L’extraordinaire témoignage du père Jacques Mourad, ex-otage du groupe État islamique

« Pour mes ravisseurs, je n'éprouve que de la compassion », confie le prêtre qui a été fouetté et soumis à un simulacre d'exécution.

Le père Jacques Mourad dans le salon de l’église Notre-Dame de l’Annonciation des syriaques-catholiques.

« Cette grâce m'a été accordée pour le réconfort d'un grand nombre. » C'est le père Jacques Mourad, prêtre de l'Église syriaque-catholique, qui parle. De passage à Beyrouth, nous le rencontrons dans le salon de l'église Notre-Dame de l'Annonciation, à Beyrouth. En charge du monastère de Mar Élian et des fidèles du village de Qaryatayn, non loin de Palmyre, le P. Mourad a été enlevé par les hommes du groupe État islamique (Daech) le 21 mai 2015. Il est resté en captivité durant 4 mois et 20 jours, avant de pouvoir rejoindre, le 10 octobre, ce qu'on peut appeler « le monde libre ». Harcelé, pressé de se convertir à l'islam, il a été menacé de décapitation à plusieurs reprises, fouetté une fois et soumis, le lendemain, à un simulacre d'exécution. Confiné à une salle de bains éclairée seulement par une lucarne haut placée, avec un séminariste qui l'assistait, réduit à un régime fait de riz et d'eau, deux fois par jour, sans électricité ni montre, complètement coupé du monde extérieur, il a quand même réussi à rester vigilant et n'a jamais vu sa foi fléchir. Au contraire.

La grâce, ou encore le miracle dont parle le P. Mourad, c'est d'être resté en vie, de n'avoir pas renié sa foi, d'avoir retrouvé la liberté. « La première semaine a été la plus difficile, raconte-t-il. Après avoir été détenu quelques jours dans une voiture, le dimanche de Pentecôte, on m'emmène à Raqqa. J'ai vécu ces premiers jours de captivité partagé entre la peur, la colère et la honte. »
Le grand tournant de sa captivité est associé, par le P. Jacques, avec l'entrée dans sa cellule, au huitième jour, d'un homme en noir, le visage masqué, comme ceux qui apparaissent dans les vidéos d'exécution de Daech. Mon heure est venue, se dit-il, effrayé. Mais, au contraire, après lui avoir demandé quel était son nom et celui de son compagnon de captivité, l'homme lui adresse un « assalam aleïkoun » de paix et pénètre dans sa cellule.
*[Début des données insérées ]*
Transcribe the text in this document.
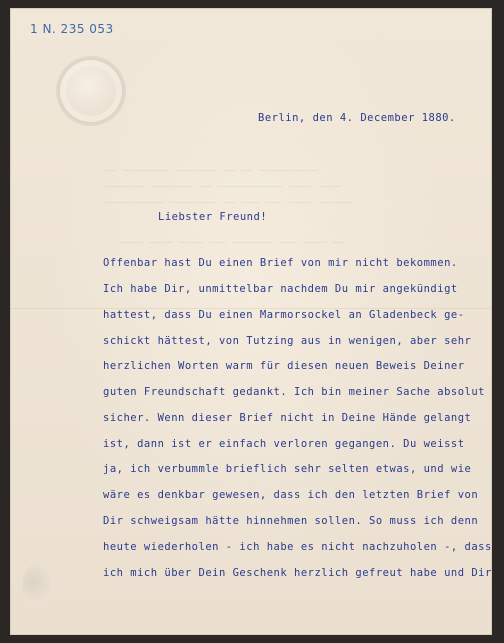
1 N. 235 053
—— ———————— ——————— —— —— ——————————
——————— ——————— —— ——————————— ———— ————
—————————— ———————— —— ——— ——— ———— ——————
———— ———— ———— ——— ——————— ——— ———— ——
Berlin, den 4. December 1880.
Liebster Freund!
Offenbar hast Du einen Brief von mir nicht bekommen.
Ich habe Dir, unmittelbar nachdem Du mir angekündigt
hattest, dass Du einen Marmorsockel an Gladenbeck ge-
schickt hättest, von Tutzing aus in wenigen, aber sehr
herzlichen Worten warm für diesen neuen Beweis Deiner
guten Freundschaft gedankt. Ich bin meiner Sache absolut
sicher. Wenn dieser Brief nicht in Deine Hände gelangt
ist, dann ist er einfach verloren gegangen. Du weisst
ja, ich verbummle brieflich sehr selten etwas, und wie
wäre es denkbar gewesen, dass ich den letzten Brief von
Dir schweigsam hätte hinnehmen sollen. So muss ich denn
heute wiederholen - ich habe es nicht nachzuholen -, dass
ich mich über Dein Geschenk herzlich gefreut habe und Dir
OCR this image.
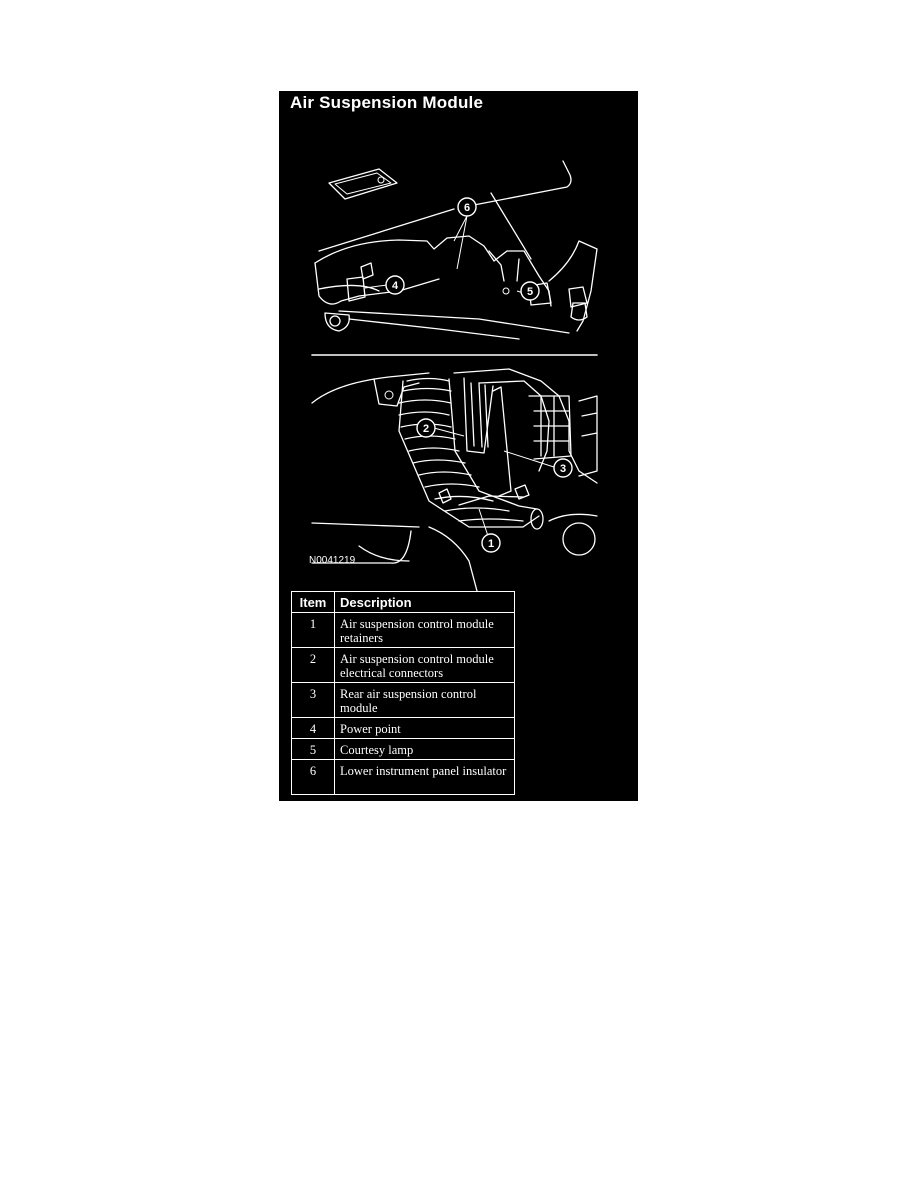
Air Suspension Module
6
4	5
2
3
1
N0041219
Item	Description
1	Air suspension control module retainers
2	Air suspension control module electrical connectors
3	Rear air suspension control module
4	Power point
5	Courtesy lamp
6	Lower instrument panel insulator
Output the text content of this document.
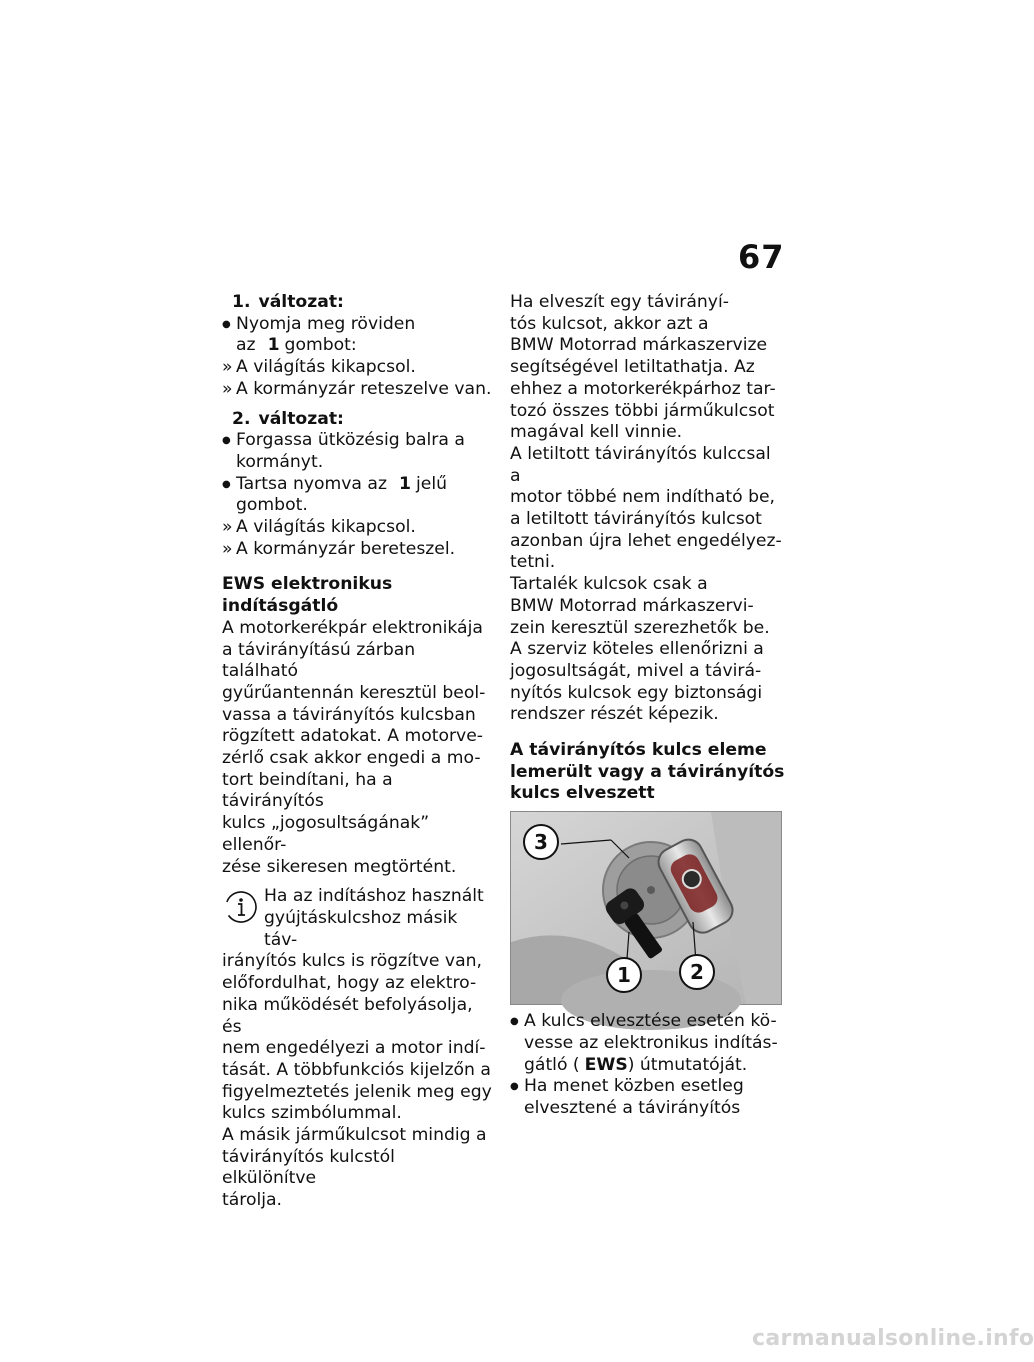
67

1. változat:

●
Nyomja meg röviden
az 1 gombot:
»
A világítás kikapcsol.
»
A kormányzár reteszelve van.

2. változat:

●
Forgassa ütközésig balra a
kormányt.
●
Tartsa nyomva az 1 jelű
gombot.
»
A világítás kikapcsol.
»
A kormányzár bereteszel.

EWS elektronikus indításgátló

A motorkerékpár elektronikája
a távirányítású zárban található
gyűrűantennán keresztül beol-
vassa a távirányítós kulcsban
rögzített adatokat. A motorve-
zérlő csak akkor engedi a mo-
tort beindítani, ha a távirányítós
kulcs „jogosultságának” ellenőr-
zése sikeresen megtörtént.
Ha az indításhoz használt
gyújtáskulcshoz másik táv-
irányítós kulcs is rögzítve van,
előfordulhat, hogy az elektro-
nika működését befolyásolja, és
nem engedélyezi a motor indí-
tását. A többfunkciós kijelzőn a
figyelmeztetés jelenik meg egy
kulcs szimbólummal.
A másik járműkulcsot mindig a
távirányítós kulcstól elkülönítve
tárolja.
Ha elveszít egy távirányí-
tós kulcsot, akkor azt a
BMW Motorrad márkaszervize
segítségével letiltathatja. Az
ehhez a motorkerékpárhoz tar-
tozó összes többi járműkulcsot
magával kell vinnie.
A letiltott távirányítós kulccsal a
motor többé nem indítható be,
a letiltott távirányítós kulcsot
azonban újra lehet engedélyez-
tetni.
Tartalék kulcsok csak a
BMW Motorrad márkaszervi-
zein keresztül szerezhetők be.
A szerviz köteles ellenőrizni a
jogosultságát, mivel a távirá-
nyítós kulcsok egy biztonsági
rendszer részét képezik.
A távirányítós kulcs eleme
lemerült vagy a távirányítós
kulcs elveszett
3
1	2
●
A kulcs elvesztése esetén kö-
vesse az elektronikus indítás-
gátló ( EWS) útmutatóját.
●
Ha menet közben esetleg
elvesztené a távirányítós
carmanualsonline.info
S'engage ensuite un assez long entretien, comme si l'inconnu cherchait réellement à mieux connaître les deux hommes en face de lui. « Prends-le comme une retraite spirituelle », lui répond-il, quand le P. Jacques l'interroge sur les raisons de sa captivité. « Dès lors, ma prière, mes journées prirent du sens, résume le prêtre syrien. Comment vous expliquer ? J'ai senti qu'à travers lui, c'était le Seigneur qui m'adressait cette parole. Ce moment fut d'un grand réconfort. »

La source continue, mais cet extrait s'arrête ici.